During the active Big 12 expansion phase, nearly every American school inquired and made pitches to the Texas-based conference. East Carolina was among them and did not make the cut of finalists.
Now with his league seemingly intact, Aresco, who oversaw the old Big East’s transition into the American, has resumed pounding the pavement. The highest-rated conference champion among the American and the Mountain West, MAC, Sun Belt and Conference USA in the final College Football Playoff rankings gets a guaranteed berth to a big-money bowl game.
Already, the American’s teams have performed on the big stage. UCF beat Baylor to win the 2014 Fiesta Bowl in the final year of the Bowl Championship Series system, while Houston took down Florida State in the 2015 Peach Bowl. There was more pep in Aresco’s step Saturday thanks to Houston’s 36-10 blitzing of then-No. 3 Louisville. Already, the Cougars have defeated Oklahoma, which is closing in on the Big 12 regular-season title. Despite that, Houston cannot win its own division of the American.

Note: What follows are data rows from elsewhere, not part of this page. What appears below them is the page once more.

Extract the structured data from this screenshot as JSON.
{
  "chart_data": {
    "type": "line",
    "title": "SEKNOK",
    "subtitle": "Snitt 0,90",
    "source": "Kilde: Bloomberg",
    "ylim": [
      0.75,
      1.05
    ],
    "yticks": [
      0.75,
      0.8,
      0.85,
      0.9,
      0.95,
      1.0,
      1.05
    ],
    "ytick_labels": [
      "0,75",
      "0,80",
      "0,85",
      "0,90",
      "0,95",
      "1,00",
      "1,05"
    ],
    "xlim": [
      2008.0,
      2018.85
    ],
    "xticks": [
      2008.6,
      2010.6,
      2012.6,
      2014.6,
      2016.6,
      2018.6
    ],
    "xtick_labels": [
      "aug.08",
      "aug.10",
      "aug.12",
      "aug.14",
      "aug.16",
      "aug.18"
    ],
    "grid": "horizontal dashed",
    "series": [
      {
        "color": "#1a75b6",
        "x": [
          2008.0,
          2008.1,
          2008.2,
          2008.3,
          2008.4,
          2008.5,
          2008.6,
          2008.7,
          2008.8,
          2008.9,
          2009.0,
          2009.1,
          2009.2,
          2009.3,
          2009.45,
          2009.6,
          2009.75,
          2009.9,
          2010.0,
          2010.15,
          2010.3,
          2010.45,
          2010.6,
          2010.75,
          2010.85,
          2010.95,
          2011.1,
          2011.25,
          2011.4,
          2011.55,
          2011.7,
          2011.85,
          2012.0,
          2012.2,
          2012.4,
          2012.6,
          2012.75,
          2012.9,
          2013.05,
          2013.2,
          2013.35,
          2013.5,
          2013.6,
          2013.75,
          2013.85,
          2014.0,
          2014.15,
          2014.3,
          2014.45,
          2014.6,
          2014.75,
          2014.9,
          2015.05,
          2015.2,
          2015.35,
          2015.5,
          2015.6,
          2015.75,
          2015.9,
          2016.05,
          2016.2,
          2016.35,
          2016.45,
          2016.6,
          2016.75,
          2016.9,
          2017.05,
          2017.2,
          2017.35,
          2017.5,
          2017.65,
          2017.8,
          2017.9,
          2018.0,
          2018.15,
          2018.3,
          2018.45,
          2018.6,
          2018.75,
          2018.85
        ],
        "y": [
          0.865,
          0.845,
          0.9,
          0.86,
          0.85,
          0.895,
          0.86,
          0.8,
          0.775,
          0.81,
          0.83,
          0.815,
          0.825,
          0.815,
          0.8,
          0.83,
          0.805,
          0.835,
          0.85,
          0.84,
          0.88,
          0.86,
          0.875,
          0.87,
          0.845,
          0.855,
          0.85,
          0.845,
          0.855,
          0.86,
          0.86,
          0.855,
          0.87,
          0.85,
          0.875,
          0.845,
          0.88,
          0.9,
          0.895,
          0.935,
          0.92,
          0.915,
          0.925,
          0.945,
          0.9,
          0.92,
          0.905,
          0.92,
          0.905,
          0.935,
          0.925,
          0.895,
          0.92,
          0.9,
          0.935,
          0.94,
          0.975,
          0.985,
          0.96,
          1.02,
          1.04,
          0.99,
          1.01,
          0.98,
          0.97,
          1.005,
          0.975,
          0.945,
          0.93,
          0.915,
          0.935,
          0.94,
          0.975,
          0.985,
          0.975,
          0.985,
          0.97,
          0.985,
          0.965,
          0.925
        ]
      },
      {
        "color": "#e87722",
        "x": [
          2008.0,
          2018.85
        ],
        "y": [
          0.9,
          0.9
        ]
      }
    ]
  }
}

“I won’t say it if it wasn’t true,” Aresco maintained. “If we weren’t doing this, then I wouldn’t say it because you have to have credibility. The truth is, look at what we’ve done.”
Soon, the topic of television renegotiations will resume for Aresco and the American. It will be a critical step for the league, which is dwarfed in revenue by the Power 5 conferences. That likely won’t change with a new deal, but it does represent an opportunity to have more money infused into the league’s coffers. The current deal with primary partner ESPN runs through 2019-20.
ESPN reported Friday that the streaming audience for Houston-Louisville was the highest ever for a Thursday night broadcast.
“It’s important to identify competitors, but also to have a close relationship with our TV partner, ESPN,” Aresco said. “They’re good guys. I keep telling our schools, it’s more important, I think, to build value. Keep building the value. We had 19 games last year with a million or more viewers. By the way, that Thursday game (Houston-Louisville) was the highest-rated Thursday of the year. If you keep doing things like that, others will notice. You’ll be viewed as a P6, TV value will go higher and then it’s a question of seeing what the competition (does). Then, ESPN will react if they don’t want to lose us. So, that’s the dynamic that’s going to have to be in play.”